サービスブランディング
Service Branding
一文でいうと
無形のサービスをブランド化する活動。有形商品と違い体験の一貫性が要となる。
詳しく
基本的な意味
サービスブランディングとは、形のないサービスをブランド化する活動を指す。有形の商品と違い、提供のたびに品質がばらつきやすいという特性があり、接客・空間・待ち時間・アフターケアまで含めた体験全体を設計対象とする点が特徴になる。
なぜ重要か
サービスには「無形性」「同時性(提供と消費が同時に起きる)」「消滅性(在庫できない)」という商品とは異なる性質がある。この特性を踏まえずにブランド設計をすると、広告のイメージと現場の実態が乖離し、真正性を疑われる結果を招く。1回の接客の質が、そのままブランド全体の評価を左右してしまう厳しさもあり、良い体験も悪い体験も瞬時に広まりやすい。
実務での使い方
スターバックスが「第三の場所」という体験価値を掲げ、リッツカールトンが「クレド」という行動指針カードを全社員に持たせているように、社員の行動を規律する文化設計がサービスブランディングの中核になる。接客一つひとつが広告と同じ発信力を持つと捉え、採用・研修の段階から一貫性を意識する必要がある。
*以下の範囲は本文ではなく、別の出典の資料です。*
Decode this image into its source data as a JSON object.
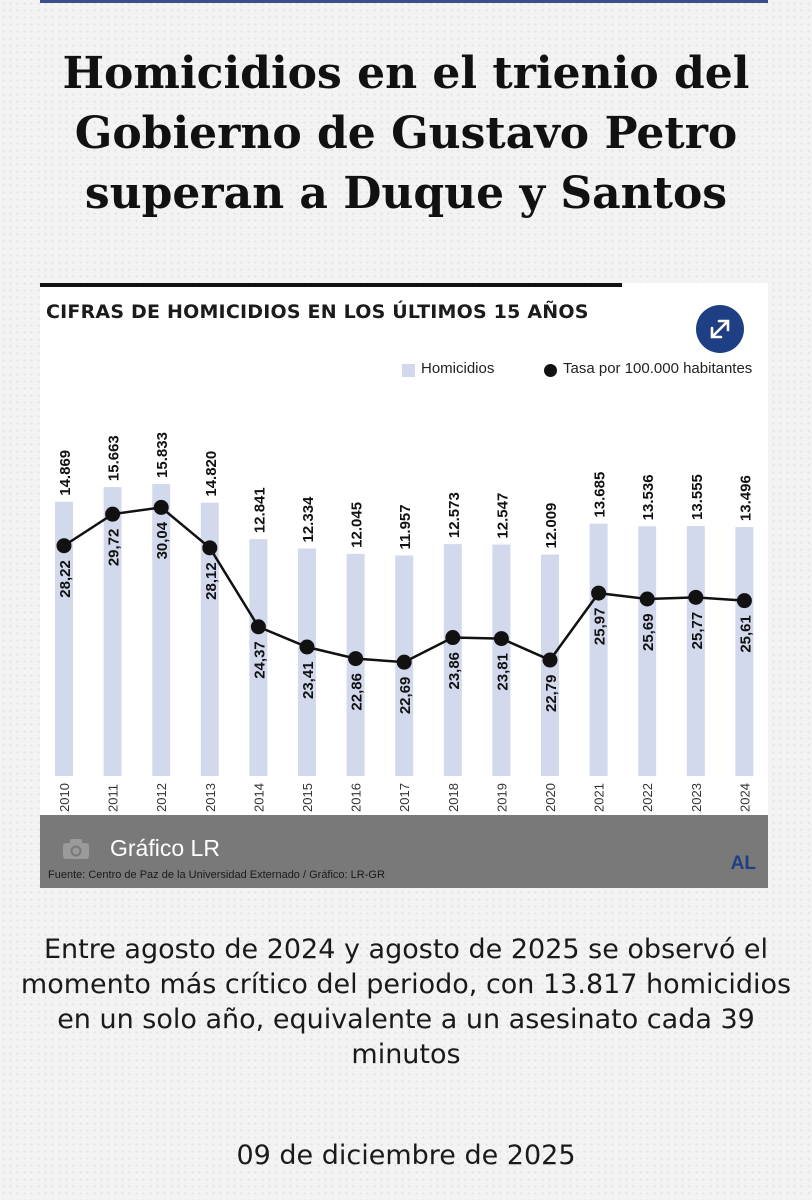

マニュアル化しにくい判断を任せられる人材の育成も欠かせない。
中小企業での実践
広告費をかけずとも、日々の接客そのものがブランドの発信源になる点は中小企業にとって強みになりうる。経営者自身がクレドに相当する行動指針を明文化し、少人数のうちから徹底することで、規模を問わず一貫したサービスブランディングが実現できる。